User-Level Native Thread Primitives (GThread) Library White Paper (G06.26+)

User-Level Native Thread Primitives (GThread Library) 03/31/2005
Hewlett-Packard Company--540065-001 Page 41 of 46
3.6. TNS/E Usage Changes
Specific changes for TNS/E are described in the following sections.
3.6.1. Thread Setup and Initialization
The client is responsible for the allocation of the ‘stack space’ associated with the thread’s runtime
stacks. The allocated buffer is either used directly as a static stack (static threading), or as a save area for
stack contents (swapped threading). The client is also responsible for specifying the exact stack space
size in bytes. This responsibility carries with it an implied assumption that the client has knowledge
(either analytically or empirically) of stack space consumption for that thread in the runtime environment
of the host platform. This issue is further complicated for client code ported between host platforms
where the runtime environment can differ (i.e. TNS/R vs. TNS/E).
In order to alleviate this problem for typical clients, the GThread library provides the following interface
to return an estimated appropriate stack size for the TNS/E native platform given a size for the TNS/R
native platform:
GTH_GET_ESTIMATED_STACK_SIZE_( int32 sizeEstimate )
The sizeEstimate provided by the client is its ‘best guess’ at an appropriate stack space size in bytes for
the TNS/R native system. GTH_GET_ESTIMATED_STACK_SIZE_ returns an estimated size (if
needed) based on the host platform.
The GTH_GET_ESTIMATED_STACK_SIZE_ interface attempts to allow existing TNS/R native clients
to leverage the stack size calculations performed on that platform in order to quickly derive a stack size
that can be applied on a TNS/E platform. The estimate may be appropriate for typical clients, but threads
exhibiting unusual stack-consumption behavior might need different allocations. Ultimately, client
developers must determine the needed thread stack sizes empirically on any platform.
Note that this interface estimates the total space for the mem and reg stacks. The user can control the
ratio of sizes allocated to these two stacks, as described in the next section.

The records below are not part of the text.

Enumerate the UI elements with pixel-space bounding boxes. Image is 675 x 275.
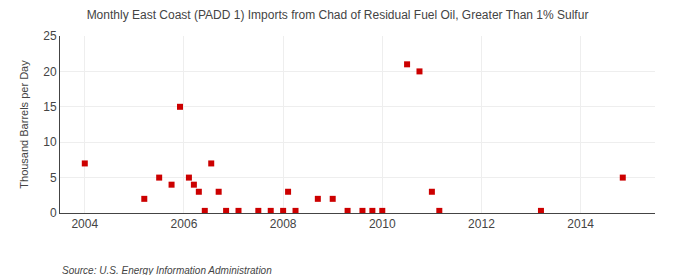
svg-text:25: 25 — [43, 29, 57, 43]
svg-text:15: 15 — [43, 100, 57, 114]
svg-text:2012: 2012 — [468, 217, 495, 231]
svg-text:2014: 2014 — [567, 217, 594, 231]
svg-text:2004: 2004 — [71, 217, 98, 231]
svg-text:Monthly East Coast (PADD 1) Im: Monthly East Coast (PADD 1) Imports from… — [87, 8, 589, 22]
svg-text:5: 5 — [50, 171, 57, 185]
svg-text:Thousand Barrels per Day: Thousand Barrels per Day — [18, 60, 30, 189]
svg-text:Source: U.S. Energy Informatio: Source: U.S. Energy Information Administ… — [62, 265, 272, 275]
svg-text:20: 20 — [43, 65, 57, 79]
svg-text:2008: 2008 — [270, 217, 297, 231]
svg-text:2010: 2010 — [369, 217, 396, 231]
svg-text:0: 0 — [50, 206, 57, 220]
svg-text:10: 10 — [43, 135, 57, 149]
svg-text:2006: 2006 — [171, 217, 198, 231]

3.6.2. Stack Allocation Control at Thread Initiation
The GThread interfaces attempt to abstract the concept of the existence of a register stack on TNS/E
from the client to the point where, the client does not necessarily need to be cognizant of the existence of
the register store area. However, the GThread primitives cannot predict a ratio of reg stack to mem stack
that utilizes storage efficiently for all possible client code. The ratio can be affected by compiler design
and optimization level. It can vary widely based on the number and size of local variables declared within
functions. For example, local declaration of large arrays or structures decreases the ratio of reg to mem
stack. Small local allocations, coupled with an efficient compiler (utilizing registers in lieu of memory
for saving state, etc) can result in a relatively large reg to mem ratio.